Les habitués du Progrès de l’Allier sont familiers des chroniques quasi-quotidiennes de Margot alliant causticité, curiosité et auto-dérision relatives à de petits-faits urbains ou à ses concitoyens. Intitulées Aux quatre coins de Moulins, elles paraissent du 14 juin 1935 au 23 janvier 1936. Ce pseudonyme qui, bien sûr, n’a pas été choisi par hasard est l’occasion de quelques escarmouches écrites dont cette réponse à un lecteur qui a écrit au journal lui signifie de ne pas jacasser à tort et à travers : Margot savait que les merles sont des maîtres-chanteurs, il ignorait qu’ils fussent sanctionnistes. Tout arrive.
Son identité n’est pas divulguée, mais les recensements moulinois, les indices disséminés dans la chronique et des évènements festifs liés à la société des Cent-kilos permettent d’avancer l’hypothèse qu’il s’agit d’Émile Favre.
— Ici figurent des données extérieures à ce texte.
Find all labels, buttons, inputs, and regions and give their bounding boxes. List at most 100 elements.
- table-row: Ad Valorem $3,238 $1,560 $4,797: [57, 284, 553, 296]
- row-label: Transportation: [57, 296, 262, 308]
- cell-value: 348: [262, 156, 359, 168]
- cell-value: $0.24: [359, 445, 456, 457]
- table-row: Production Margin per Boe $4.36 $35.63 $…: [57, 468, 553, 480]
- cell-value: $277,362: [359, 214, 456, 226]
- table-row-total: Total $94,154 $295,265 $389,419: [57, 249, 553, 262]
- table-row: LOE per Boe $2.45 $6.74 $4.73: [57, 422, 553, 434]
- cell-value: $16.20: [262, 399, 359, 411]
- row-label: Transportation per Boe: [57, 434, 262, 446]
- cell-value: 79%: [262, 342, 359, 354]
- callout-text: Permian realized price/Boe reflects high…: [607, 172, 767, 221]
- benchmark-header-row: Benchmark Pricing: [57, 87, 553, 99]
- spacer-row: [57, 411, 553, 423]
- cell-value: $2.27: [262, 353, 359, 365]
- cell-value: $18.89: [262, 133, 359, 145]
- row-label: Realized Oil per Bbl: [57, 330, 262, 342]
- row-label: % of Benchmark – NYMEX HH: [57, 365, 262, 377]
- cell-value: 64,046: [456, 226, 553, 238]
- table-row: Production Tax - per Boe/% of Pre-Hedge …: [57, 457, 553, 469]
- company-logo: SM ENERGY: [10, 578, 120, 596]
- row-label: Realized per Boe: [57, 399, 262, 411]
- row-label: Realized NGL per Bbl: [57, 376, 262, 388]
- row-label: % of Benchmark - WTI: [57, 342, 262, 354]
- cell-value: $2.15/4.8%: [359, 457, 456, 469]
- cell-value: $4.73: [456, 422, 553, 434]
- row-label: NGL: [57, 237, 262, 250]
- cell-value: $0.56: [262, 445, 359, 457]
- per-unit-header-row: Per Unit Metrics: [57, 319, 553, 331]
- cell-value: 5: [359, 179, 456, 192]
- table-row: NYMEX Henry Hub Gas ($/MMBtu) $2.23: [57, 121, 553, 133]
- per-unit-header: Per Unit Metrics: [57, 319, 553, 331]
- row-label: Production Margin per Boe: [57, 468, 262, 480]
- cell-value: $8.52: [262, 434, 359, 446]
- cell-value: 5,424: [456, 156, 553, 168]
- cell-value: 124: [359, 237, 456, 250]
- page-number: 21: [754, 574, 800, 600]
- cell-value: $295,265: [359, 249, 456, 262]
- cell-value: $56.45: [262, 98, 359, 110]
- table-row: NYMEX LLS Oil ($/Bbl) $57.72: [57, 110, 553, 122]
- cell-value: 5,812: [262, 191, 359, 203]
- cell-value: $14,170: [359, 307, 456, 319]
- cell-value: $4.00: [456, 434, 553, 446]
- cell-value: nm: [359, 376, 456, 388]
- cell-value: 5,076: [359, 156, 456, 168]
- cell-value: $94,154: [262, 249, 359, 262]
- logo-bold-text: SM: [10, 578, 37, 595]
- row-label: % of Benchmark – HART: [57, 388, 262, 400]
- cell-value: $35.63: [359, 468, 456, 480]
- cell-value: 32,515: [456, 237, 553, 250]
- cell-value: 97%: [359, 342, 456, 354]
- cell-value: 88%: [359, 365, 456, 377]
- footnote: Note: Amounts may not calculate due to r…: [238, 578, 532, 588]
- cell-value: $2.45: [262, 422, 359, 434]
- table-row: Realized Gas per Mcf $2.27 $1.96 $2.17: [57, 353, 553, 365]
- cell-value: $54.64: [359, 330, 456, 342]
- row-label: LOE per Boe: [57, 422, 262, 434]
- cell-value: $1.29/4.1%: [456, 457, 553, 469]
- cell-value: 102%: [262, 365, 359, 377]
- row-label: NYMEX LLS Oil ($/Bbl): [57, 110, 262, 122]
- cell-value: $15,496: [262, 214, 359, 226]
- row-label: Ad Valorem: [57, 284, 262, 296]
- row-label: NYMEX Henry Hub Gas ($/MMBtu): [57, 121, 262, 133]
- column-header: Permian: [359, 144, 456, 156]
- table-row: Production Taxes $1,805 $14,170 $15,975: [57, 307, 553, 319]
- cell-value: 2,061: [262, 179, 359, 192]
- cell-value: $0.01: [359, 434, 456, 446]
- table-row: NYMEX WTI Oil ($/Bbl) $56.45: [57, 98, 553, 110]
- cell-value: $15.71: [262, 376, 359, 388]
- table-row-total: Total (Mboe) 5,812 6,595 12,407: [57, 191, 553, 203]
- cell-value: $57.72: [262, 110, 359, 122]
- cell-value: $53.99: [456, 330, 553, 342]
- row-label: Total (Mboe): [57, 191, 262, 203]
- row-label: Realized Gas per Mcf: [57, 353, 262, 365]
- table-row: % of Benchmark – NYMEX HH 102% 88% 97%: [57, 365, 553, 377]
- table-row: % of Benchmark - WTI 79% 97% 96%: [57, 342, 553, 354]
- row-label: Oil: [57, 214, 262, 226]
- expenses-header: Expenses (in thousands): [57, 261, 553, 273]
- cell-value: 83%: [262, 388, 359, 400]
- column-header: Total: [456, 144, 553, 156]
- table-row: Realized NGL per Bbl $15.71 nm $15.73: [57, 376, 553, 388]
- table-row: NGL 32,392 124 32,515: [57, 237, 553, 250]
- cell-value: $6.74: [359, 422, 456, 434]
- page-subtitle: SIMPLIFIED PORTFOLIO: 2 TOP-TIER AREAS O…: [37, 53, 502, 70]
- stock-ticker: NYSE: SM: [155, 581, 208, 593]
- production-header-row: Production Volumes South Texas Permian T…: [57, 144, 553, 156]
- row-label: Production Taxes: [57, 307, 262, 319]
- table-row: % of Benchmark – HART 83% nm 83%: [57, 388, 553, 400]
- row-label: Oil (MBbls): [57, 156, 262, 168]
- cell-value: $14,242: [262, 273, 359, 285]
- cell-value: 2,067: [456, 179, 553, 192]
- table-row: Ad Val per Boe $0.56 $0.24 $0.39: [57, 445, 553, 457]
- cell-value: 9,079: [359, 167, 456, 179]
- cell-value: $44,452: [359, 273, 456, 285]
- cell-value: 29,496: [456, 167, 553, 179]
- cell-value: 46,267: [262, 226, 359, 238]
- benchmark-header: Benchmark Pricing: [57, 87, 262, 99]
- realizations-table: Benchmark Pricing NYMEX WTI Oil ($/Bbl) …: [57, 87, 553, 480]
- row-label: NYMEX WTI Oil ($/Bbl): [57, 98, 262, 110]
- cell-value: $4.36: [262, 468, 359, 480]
Ce jeune homme, né en 1901 à Vesancy dans l’Ain, fait bien partie de l’équipe du Progrès comme indiqué dans le recensement de 1936. Il habite rue Régemortes. Lorsque Margot se fait l’écho, en août 1935, des plaintes d’habitants de la rue Régemortes excédés par le bruit des klaxons des cars, il se dit dérangé également car lève-tard. Dans les mêmes temps, il annonce prendre ses vacances dans les Alpes, endroit d’où Émile Favre envoie un compte rendu de sa propre villégiature.
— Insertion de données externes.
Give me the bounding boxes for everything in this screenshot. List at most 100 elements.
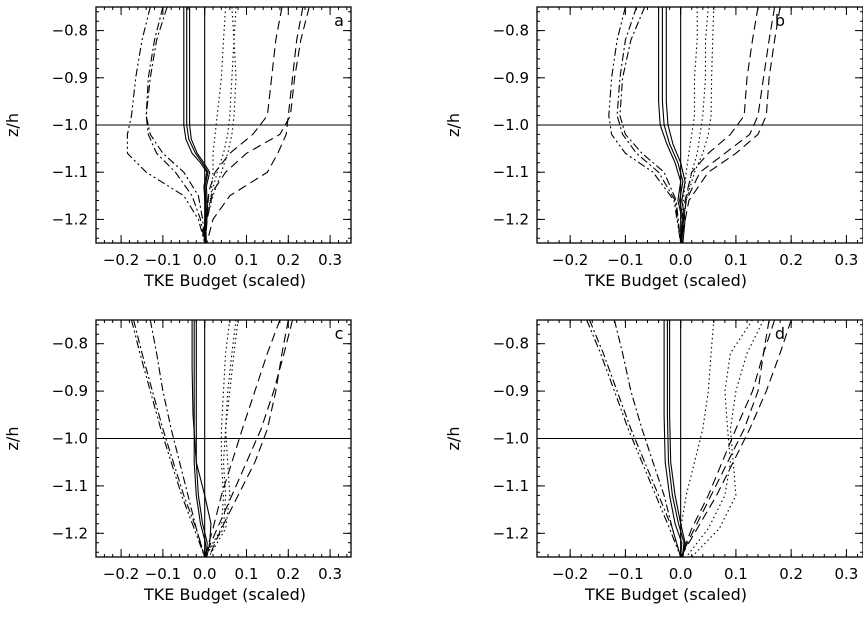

En lisant sa prose et même ses vers, on apprend qu’il ne dédaigne pas boire des Pernod au café en compagnie de quelques copains, qu’il pêche pour la première fois au filet dans une « reculée » de l’Allier à la fin du mois de juin 1935 (40 livres de bon goujon récoltées) et qu’il se serait battu en duel au pistolet le 13 juillet suivant*. En octobre, il compte bien se rendre, après minuit, au bal des anciens de la Madeleine où il s’était « follement amusé » l’année précédente. Il passera le réveillon de Noël chez Darmangeat, hôtel-restaurant place aux Foires, animé par l’orchestre Merle. Sans doute un autre drôle d’oiseau !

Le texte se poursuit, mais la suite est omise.